The Giant mottled eel can be found in rivers and ponds around Mauritius and are a native species. They have a wide geographic range across the Indo-Pacific region and are present in the East Coast of Africa, across the Indian Ocean and the Pacific ocean as far as French Polynesia.
They are among the largest of the anguillid eels. Like other eels in the anguillid family, they are cylindrical, have well developed pectoral fins, a projecting lower jaw and fleshy lips with minute teeth. Their dorsal fin stretches from the back to the tail. Their scales are embedded in their skin in a basket weave pattern. They are thought to have between 100 and 110 vertebrae, reaching up to 2 meters in length for males and 1.5 meters for females. Their colour, as their common name suggests can be yellowish to olive or brown, mottled with dark greenish brown and lighter coloration below. It is thought that the giant mottled eel can live up to 40 years.

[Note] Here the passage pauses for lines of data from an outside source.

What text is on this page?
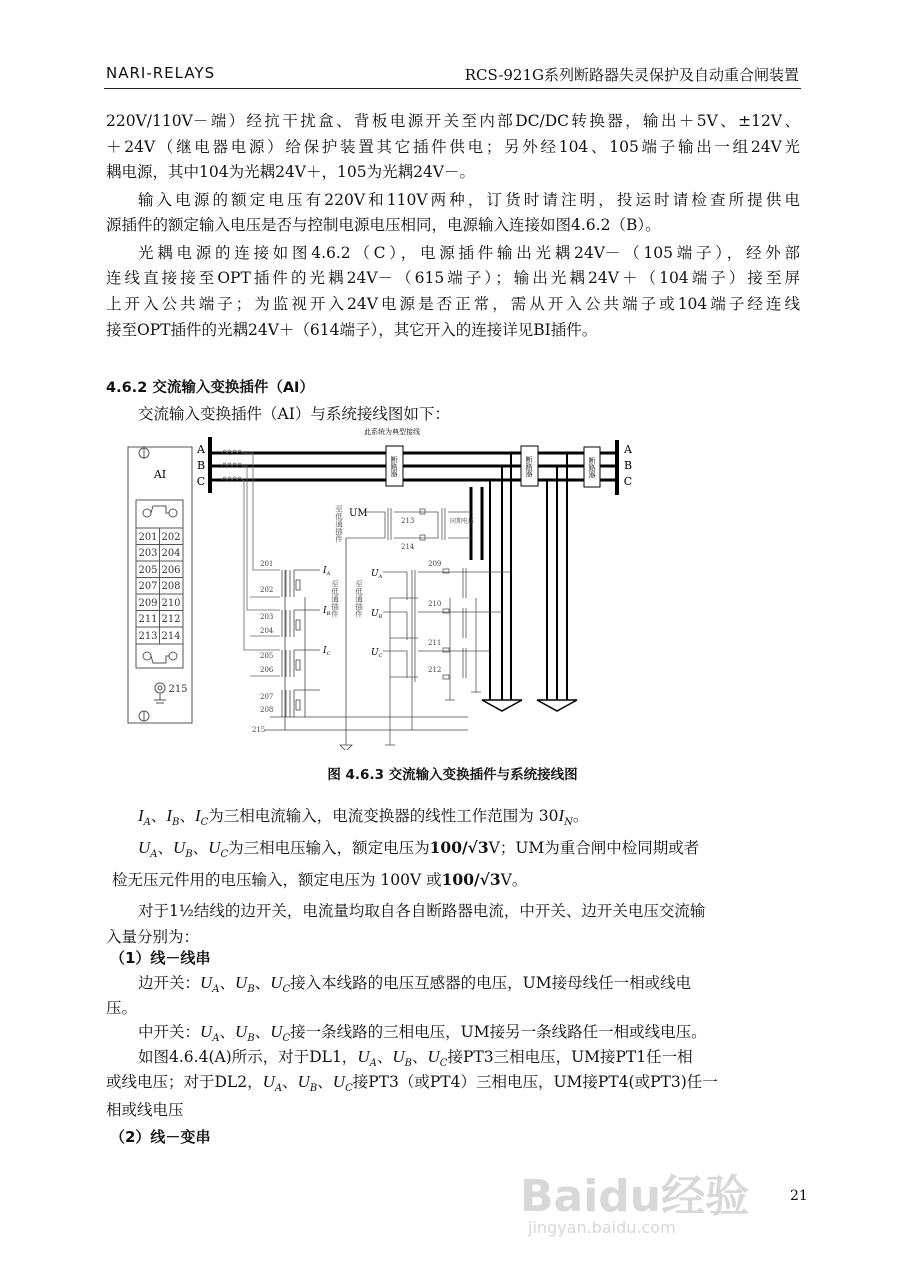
NARI-RELAYS	RCS-921G系列断路器失灵保护及自动重合闸装置
220V/110V－端）经抗干扰盒、背板电源开关至内部DC/DC转换器，输出＋5V、±12V、
＋24V（继电器电源）给保护装置其它插件供电；另外经104、105端子输出一组24V光
耦电源，其中104为光耦24V＋，105为光耦24V－。
输入电源的额定电压有220V和110V两种，订货时请注明，投运时请检查所提供电
源插件的额定输入电压是否与控制电源电压相同，电源输入连接如图4.6.2（B）。
光耦电源的连接如图4.6.2（C），电源插件输出光耦24V－（105端子），经外部
连线直接接至OPT插件的光耦24V－（615端子）；输出光耦24V＋（104端子）接至屏
上开入公共端子；为监视开入24V电源是否正常，需从开入公共端子或104端子经连线
接至OPT插件的光耦24V＋（614端子），其它开入的连接详见BI插件。
4.6.2 交流输入变换插件（AI）
交流输入变换插件（AI）与系统接线图如下：
AI
201 202
203 204
205 206
207 208
209 210
211 212
213 214
215
A
B
C
A
B
C
此系统为典型接线
断路器	断路器	断路器
201
202
203
204
205
206
207
208
215
209
210
211
212
213
214
$I_A$
$I_B$
$I_C$
$U_A$
$U_B$
$U_C$
至低通插件 至低通插件
至低通插件	同期电压
UM
图 4.6.3 交流输入变换插件与系统接线图
$I_A$、$I_B$、$I_C$为三相电流输入，电流变换器的线性工作范围为 $30I_N$。
$U_A$、$U_B$、$U_C$为三相电压输入，额定电压为100/√3V；UM为重合闸中检同期或者
检无压元件用的电压输入，额定电压为 100V 或100/√3V。
对于1½结线的边开关，电流量均取自各自断路器电流，中开关、边开关电压交流输
入量分别为：
（1）线－线串
边开关：$U_A$、$U_B$、$U_C$接入本线路的电压互感器的电压，UM接母线任一相或线电
压。
中开关：$U_A$、$U_B$、$U_C$接一条线路的三相电压，UM接另一条线路任一相或线电压。
如图4.6.4(A)所示，对于DL1，$U_A$、$U_B$、$U_C$接PT3三相电压，UM接PT1任一相
或线电压；对于DL2，$U_A$、$U_B$、$U_C$接PT3（或PT4）三相电压，UM接PT4(或PT3)任一
相或线电压
（2）线－变串
Baidu经验
jingyan.baidu.com
21
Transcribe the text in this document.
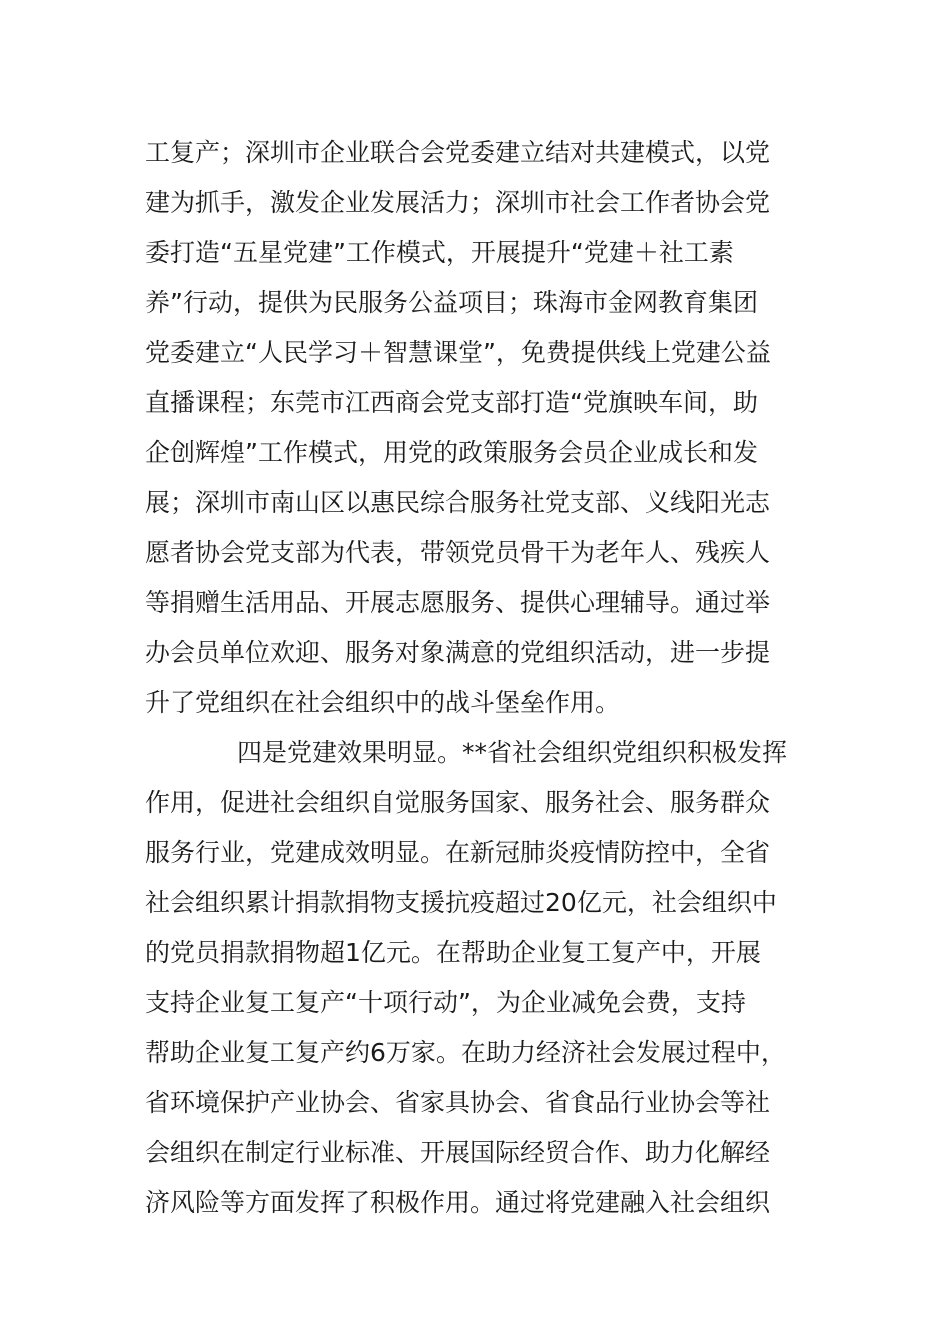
工复产；深圳市企业联合会党委建立结对共建模式，以党
建为抓手，激发企业发展活力；深圳市社会工作者协会党
委打造“五星党建”工作模式，开展提升“党建＋社工素
养”行动，提供为民服务公益项目；珠海市金网教育集团
党委建立“人民学习＋智慧课堂”，免费提供线上党建公益
直播课程；东莞市江西商会党支部打造“党旗映车间，助
企创辉煌”工作模式，用党的政策服务会员企业成长和发
展；深圳市南山区以惠民综合服务社党支部、义线阳光志
愿者协会党支部为代表，带领党员骨干为老年人、残疾人
等捐赠生活用品、开展志愿服务、提供心理辅导。通过举
办会员单位欢迎、服务对象满意的党组织活动，进一步提
升了党组织在社会组织中的战斗堡垒作用。
四是党建效果明显。**省社会组织党组织积极发挥
作用，促进社会组织自觉服务国家、服务社会、服务群众
服务行业，党建成效明显。在新冠肺炎疫情防控中，全省
社会组织累计捐款捐物支援抗疫超过20亿元，社会组织中
的党员捐款捐物超1亿元。在帮助企业复工复产中，开展
支持企业复工复产“十项行动”，为企业减免会费，支持
帮助企业复工复产约6万家。在助力经济社会发展过程中，
省环境保护产业协会、省家具协会、省食品行业协会等社
会组织在制定行业标准、开展国际经贸合作、助力化解经
济风险等方面发挥了积极作用。通过将党建融入社会组织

They can be found in freshwater, brackish and saline environments depending on their stages of life. Juveniles bear a yellowish colour and are more likely found for two to three years in warm productive habitats, while mature individuals may migrate to more northerly latitudes. Once they reach sexual maturity, these eels migrate to deep oligotrophic sea regions and spawn at depths between 150 to 300 meters. The geographic presence of eels at their different growth stages thus depends on coastal currents and gyre. The larvae spend about 114-132 days drifting with the plankton before recruiting to river mouths, at which stage they will move upstream and metamorphose into yellow eels. As they mature, in between 8 and 20 years, they become silver, before going back to the ocean to reproduce. This mottled eel prefers upstream freshwater habitats with running clear water, or the mid part of rivers avoiding high and low altitudes. Their choice of habitat may be affected by the presence of other eel species or pollution. The mottled eel is carnivorous eating shrimp, crabs, fish and frogs. It is a nocturnal animal.
Although listed as Least Concern, the mottled eel is of high commercial value, being fished, farmed and traded for consumption. Their skins can be used for leather products and accessories.
The giant mottled eel is amongst the largest species of eel on the planet.